Violinists play last tunes before German coal village demolition

By Riham Alkousaa

LUETZERATH, Germany (Reuters) - Above the din of bulldozers and the shouts of hundreds of climate activists facing off against riot police in the western German village of Luetzerath on Thursday, two violinists bid their own farewell to the place set for demolition.

In full concert dress, the pair performed Bach from a makeshift balcony of a small house in the abandoned village, where activists holed up in the abandoned village in the brown-coal district of North Rhine-Westphalia, which has become a focus for climate protest.

Police have clashed with the demonstrators this week as they try to clear the area for the expansion of the Garzweiler mine run by RWE, a project which the government has pushed to tide Germany through Europe's energy crisis.

Thomas Gerlinger was supposed to play in a concert near Frankfurt on Sunday, but he cancelled his plans to join the protest.

"I'm here to make music because it's about an important cause, because this is the future for our children and grandchildren," the 54-year-old violinist told Reuters.

Gerlinger joined the protest with his daughter, who he said was evicted from the village by police on Wednesday but not arrested.

"When it was the time for the eviction to take place, it was clear to me that my place is here now and today," Gerlinger said.

His garb contrasts with the gear of his fellow activists, who have often dressed in masks, balaclavas or biosuits.

Along with his violinist friend who gave his name only as "Luppe", Gerlinger is staying in the abandoned house with around two dozen other activists.

The protesters have barricaded the house, and the only way to reach the terrace is by climbing up a ladder. A grey flag with the words "Luetzerath lives" was flying over his head.

"Anyone who has something to contribute is very welcome. Everyone does what they can and together we try to create something," Luppe told Reuters.

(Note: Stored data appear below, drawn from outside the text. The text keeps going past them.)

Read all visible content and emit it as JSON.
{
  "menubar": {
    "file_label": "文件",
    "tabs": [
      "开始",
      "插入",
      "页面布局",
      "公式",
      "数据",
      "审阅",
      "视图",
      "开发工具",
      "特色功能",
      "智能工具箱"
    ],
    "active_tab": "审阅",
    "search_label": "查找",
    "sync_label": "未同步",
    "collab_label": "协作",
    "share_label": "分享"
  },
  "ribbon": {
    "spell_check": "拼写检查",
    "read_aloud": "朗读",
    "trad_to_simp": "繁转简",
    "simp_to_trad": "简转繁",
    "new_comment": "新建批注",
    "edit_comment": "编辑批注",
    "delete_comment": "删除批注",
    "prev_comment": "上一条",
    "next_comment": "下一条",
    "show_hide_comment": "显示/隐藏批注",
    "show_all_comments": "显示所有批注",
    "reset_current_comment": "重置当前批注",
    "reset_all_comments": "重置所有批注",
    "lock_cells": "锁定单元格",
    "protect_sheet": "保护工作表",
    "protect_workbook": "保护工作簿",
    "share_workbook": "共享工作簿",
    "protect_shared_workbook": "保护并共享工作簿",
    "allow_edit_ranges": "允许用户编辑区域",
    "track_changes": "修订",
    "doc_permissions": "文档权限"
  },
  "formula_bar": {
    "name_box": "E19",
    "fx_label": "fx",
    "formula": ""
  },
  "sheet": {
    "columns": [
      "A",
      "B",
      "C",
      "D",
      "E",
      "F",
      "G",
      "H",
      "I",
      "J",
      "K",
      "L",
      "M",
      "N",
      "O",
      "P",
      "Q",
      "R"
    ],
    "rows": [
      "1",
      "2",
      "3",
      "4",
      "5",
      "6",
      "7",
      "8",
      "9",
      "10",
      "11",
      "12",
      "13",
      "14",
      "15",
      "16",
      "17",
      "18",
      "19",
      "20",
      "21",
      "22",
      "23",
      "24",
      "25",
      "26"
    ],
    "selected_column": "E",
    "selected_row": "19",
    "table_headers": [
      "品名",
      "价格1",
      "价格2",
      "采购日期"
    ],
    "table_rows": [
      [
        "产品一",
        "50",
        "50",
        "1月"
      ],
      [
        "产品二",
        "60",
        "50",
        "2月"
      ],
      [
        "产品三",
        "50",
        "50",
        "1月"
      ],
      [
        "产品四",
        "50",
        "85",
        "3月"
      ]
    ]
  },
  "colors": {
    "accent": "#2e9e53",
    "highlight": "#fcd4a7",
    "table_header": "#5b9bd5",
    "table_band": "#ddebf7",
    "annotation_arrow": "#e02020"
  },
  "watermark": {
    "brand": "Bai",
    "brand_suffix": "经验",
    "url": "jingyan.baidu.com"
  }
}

The men said their families were worried about their safety but proud of them.

"My 13-year-old daughter said goodbye to me, Dad, but you mustn't die now. And I promised her that," Gerlinger said, fighting back tears.

The government, which includes the Greens party in a three-way coalition, has defended the mine project as a necessary short-term fix to the energy crisis.

But it has disappointed many supporters of the Greens, including Gerlinger who is a decades-long Greens voter.

"I think it's good that the Greens are taking part in government, that they've found the courage but I think it's a shame that they couldn't stay true to their principles," he said.